Si se baja la guardia, nuestras hijas seguramente lo tendrán mucho peor que nosotras
Ya sé que muchas y muchos de ustedes tienen en mente que esta próxima semana, el jueves día 8, se celebra el día de la Mujer. Algunos y algunas lo primero que piensan es otra vez toca;la mayoría piensa que de qué sirve, y muchos y muchas, cada vez más, consideran que es una fecha con poco sentido puesto que las mujeres ya han - o hemos- avanzado mucho. También están los y las que se preguntan si celebrarlo sirve de algo, porque están convencidos de que tantos años de conmemoración no han servido para hacer desaparecer la desigualdad.
Celebrar el día no soluciona el problema, pero como mínimo lo mantiene vivo en la agenda pública y también en la privada. En el día a día - tanto en el personal como en el social- convergen tantas necesidades distintas que es muy fácil que ésta - la de conseguir igualdad entre mujeres y hombres o la de denunciar en todo aquello y en qué momento se produce la discriminació n- pase con mucha facilidad a un segundo plano. Está claro que no es éste un tema prioritario.
Por eso afirmo - aunque en general no soy demasiado partidaria de los días de esto o lo otro-que todo lo contrario, hay que celebrar el 8 de marzo, el día de los derechos de la mujer. Hay que hacerlo con renovada fuerza y hemos de empezar a pensar en acciones distintas y mucho más atrevidas. Es más necesario que nunca - o como mínimo, sin duda alguna, sigue siendo necesario- recordar que las mujeres de todo el mundo, pero también nosotras, las que vivimos aquí, no gozamos de las mismas oportunidades sociales que los hombres.
Por mucho que se diga no surte efecto, o en todo caso no surte el efecto requerido; y por tanto hay que continuar diciéndolo porque perdemos todos con ello. Especialmente, perdemos y mucho las mujeres de este mundo. Los datos muestran una y otra vez las desigualdades, pero también una y otra vez se ponen éstos en entredicho y se sigue hablando de elecciones personales distintas entre hombres y mujeres.
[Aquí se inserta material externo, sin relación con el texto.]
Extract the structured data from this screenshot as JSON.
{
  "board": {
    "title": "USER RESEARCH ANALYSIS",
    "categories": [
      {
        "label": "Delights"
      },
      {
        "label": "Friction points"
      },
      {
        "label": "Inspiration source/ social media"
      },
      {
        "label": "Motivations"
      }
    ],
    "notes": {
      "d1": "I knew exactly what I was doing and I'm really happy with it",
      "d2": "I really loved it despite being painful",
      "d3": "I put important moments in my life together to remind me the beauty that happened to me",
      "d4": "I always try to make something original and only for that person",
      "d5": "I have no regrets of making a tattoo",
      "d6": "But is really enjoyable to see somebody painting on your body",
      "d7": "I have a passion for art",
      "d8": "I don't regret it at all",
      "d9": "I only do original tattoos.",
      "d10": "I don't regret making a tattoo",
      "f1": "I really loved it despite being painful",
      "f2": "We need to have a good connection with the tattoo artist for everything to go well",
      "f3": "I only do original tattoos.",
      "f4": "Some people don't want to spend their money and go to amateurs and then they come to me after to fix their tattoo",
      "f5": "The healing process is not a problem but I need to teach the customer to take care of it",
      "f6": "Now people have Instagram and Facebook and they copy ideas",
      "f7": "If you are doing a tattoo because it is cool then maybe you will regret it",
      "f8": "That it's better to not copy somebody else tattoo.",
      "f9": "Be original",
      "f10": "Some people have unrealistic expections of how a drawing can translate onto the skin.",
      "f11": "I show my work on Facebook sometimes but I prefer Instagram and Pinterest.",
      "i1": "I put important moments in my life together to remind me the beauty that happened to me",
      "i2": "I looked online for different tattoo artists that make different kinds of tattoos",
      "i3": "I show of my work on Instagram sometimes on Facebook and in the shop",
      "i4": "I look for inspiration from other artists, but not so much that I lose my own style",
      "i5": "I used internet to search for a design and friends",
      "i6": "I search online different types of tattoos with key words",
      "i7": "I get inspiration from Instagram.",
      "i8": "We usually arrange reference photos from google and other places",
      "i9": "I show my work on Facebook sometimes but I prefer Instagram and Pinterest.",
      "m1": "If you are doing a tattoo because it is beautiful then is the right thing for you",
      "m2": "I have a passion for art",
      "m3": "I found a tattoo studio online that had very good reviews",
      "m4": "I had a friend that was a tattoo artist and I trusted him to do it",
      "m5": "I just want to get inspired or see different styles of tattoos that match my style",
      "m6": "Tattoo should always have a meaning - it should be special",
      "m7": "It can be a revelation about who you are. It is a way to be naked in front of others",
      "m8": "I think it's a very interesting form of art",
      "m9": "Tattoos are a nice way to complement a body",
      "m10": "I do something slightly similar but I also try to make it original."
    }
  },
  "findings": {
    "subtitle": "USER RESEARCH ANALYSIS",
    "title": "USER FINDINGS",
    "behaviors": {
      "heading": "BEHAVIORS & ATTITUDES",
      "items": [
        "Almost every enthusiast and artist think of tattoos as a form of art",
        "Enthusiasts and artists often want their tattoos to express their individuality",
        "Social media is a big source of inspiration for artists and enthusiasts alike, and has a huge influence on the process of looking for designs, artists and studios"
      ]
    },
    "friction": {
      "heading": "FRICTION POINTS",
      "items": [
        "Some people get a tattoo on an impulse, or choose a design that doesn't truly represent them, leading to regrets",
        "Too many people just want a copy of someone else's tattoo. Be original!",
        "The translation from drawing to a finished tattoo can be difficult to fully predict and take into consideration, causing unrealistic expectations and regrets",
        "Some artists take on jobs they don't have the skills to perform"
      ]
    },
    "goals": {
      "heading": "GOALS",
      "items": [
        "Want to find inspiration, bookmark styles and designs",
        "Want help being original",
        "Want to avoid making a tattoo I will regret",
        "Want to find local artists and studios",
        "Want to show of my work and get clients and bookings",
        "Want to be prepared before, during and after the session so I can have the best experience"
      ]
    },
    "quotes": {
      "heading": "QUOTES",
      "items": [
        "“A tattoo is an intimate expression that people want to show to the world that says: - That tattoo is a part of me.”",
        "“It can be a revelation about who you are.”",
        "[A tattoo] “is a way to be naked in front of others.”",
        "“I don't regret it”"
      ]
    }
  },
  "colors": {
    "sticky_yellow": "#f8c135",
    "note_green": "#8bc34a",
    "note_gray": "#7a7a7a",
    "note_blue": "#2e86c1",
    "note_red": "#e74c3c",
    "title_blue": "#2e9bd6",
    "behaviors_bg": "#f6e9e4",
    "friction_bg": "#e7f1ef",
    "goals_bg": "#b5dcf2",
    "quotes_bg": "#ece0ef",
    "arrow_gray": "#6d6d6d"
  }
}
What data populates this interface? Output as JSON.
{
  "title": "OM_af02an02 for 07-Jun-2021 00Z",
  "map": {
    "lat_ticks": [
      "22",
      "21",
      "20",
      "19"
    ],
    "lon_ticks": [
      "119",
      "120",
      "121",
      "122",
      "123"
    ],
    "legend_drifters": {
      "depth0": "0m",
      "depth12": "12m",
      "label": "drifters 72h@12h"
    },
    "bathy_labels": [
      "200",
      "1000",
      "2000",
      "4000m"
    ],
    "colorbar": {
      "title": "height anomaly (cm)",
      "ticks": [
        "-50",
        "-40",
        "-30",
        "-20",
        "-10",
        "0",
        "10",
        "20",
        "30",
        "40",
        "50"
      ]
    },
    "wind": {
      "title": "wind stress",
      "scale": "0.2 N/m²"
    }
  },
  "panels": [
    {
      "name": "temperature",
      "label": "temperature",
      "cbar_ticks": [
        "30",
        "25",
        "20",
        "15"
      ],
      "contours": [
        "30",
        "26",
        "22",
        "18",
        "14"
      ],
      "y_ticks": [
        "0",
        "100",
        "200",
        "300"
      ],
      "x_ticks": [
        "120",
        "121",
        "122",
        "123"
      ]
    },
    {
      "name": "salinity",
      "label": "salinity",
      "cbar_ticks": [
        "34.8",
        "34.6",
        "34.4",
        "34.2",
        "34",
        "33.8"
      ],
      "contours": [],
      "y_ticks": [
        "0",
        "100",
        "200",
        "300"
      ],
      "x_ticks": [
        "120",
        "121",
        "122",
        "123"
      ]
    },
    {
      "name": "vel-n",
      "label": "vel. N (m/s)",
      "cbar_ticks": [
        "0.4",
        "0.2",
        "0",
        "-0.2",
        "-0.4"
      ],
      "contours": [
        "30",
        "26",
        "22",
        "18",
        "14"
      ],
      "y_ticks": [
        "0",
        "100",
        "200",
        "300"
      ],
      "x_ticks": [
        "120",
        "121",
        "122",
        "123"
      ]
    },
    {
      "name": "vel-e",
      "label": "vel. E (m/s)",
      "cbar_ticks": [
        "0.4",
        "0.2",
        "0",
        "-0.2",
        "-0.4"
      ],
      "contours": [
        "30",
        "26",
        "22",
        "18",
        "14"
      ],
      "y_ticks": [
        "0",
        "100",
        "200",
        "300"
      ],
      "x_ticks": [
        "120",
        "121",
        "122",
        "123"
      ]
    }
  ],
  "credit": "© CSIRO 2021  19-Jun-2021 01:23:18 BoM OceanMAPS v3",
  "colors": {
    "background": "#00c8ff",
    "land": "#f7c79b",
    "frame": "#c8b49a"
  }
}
Además, la igualdad de derechos es un gran argumento para desviar la atención desde nuestra sociedad a otras donde se considera que realmente las mujeres están mal, porque no tienen ni eso. El jueves fue noticia un caso de una niña de Pakistán apostada y perdida por su padre a las cartas y ganada - si no lo entendí mal- por los caciques de su pueblo, que pretenden cobrar la apuesta.
Ejemplos de fuera tenemos todos los días y son mucho más impactantes que los que aquí se producen. Los nuestros hablan mayoritariamente de derechos laborales, de cargas domésticas o de acoso en el trabajo, salvo cuando hay muertes - no pocas- a manos de compañeros presentes, futuros o pasados.
Nuestro día a día puede que sea mejor que el de nuestras madres o que el de nuestras abuelas, pero no es ni de lejos tal como tendría que ser después de tantos años de reivindicaciones, luchas, análisis y medidas adoptadas.
En todo este tiempo, además de los logros conseguidos, ha quedado claro que éste es un problema de muy lenta solución, a no ser que encontremos una manera distinta de actuar sobre él. Nuestras hijas no van a tenerlo mejor que nosotras, de momento quizás sólo igual y, si se baja la guardia, seguramente lo tendrán mucho peor.
A mí me parece - ojalá me equivoque- que esta celebración ha perdido buena parte de su fuerza simbólica. Nos encontramos en un paréntesis que requiere redoblados esfuerzos, y más ahora que tanto el discurso oficial como el oficioso es, cada vez más, de pretendida normalidad.